Despite Frank’s dwindling popularity, Claire remains vigilant about accomplishing her own goals. She wants to be positioned not just as the First Lady, but as the Ambassador to the United Nations. It’s going to be a tough road ahead. She has the Underwood name behind her, but she’s inexperienced for the job, at least in the eyes of many in the government.

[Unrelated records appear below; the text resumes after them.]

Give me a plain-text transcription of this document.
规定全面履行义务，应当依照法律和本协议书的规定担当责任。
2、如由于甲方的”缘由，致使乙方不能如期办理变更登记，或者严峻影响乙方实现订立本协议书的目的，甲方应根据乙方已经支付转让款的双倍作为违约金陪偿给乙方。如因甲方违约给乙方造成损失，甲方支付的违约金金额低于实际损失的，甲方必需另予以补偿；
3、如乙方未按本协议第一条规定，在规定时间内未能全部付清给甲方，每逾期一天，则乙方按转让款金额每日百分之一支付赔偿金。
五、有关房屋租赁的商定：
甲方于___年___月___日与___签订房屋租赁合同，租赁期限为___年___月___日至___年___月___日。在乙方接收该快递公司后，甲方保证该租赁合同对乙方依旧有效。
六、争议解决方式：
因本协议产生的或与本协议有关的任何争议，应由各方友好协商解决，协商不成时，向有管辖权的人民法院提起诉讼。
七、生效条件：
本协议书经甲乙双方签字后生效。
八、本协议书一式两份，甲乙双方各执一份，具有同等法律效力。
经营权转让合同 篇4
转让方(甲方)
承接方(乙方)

Frank wants her to understand just how hard the battle to get nominated is going to be, and because House of Cards isn’t a subtle show, Frank’s way of showing her what it takes to make it in Washington involves clearing her security access so that she can be present in the war room when Frank makes a call to assassinate an Abdullah in Yemen. There will be other causalities, but this may be the only opportunity the government has to strike. Frank makes the call and Claire witnesses it. As they leave the war room, Claire says, “I still want it.” Frank agrees to push her nomination, and they walk hand-in-hand back to their room. The Underwoods may have a lot of power, but surely they can take even more? When the Underwoods want something, they take it, and that could have a whole lot of consequences as the season gets underway.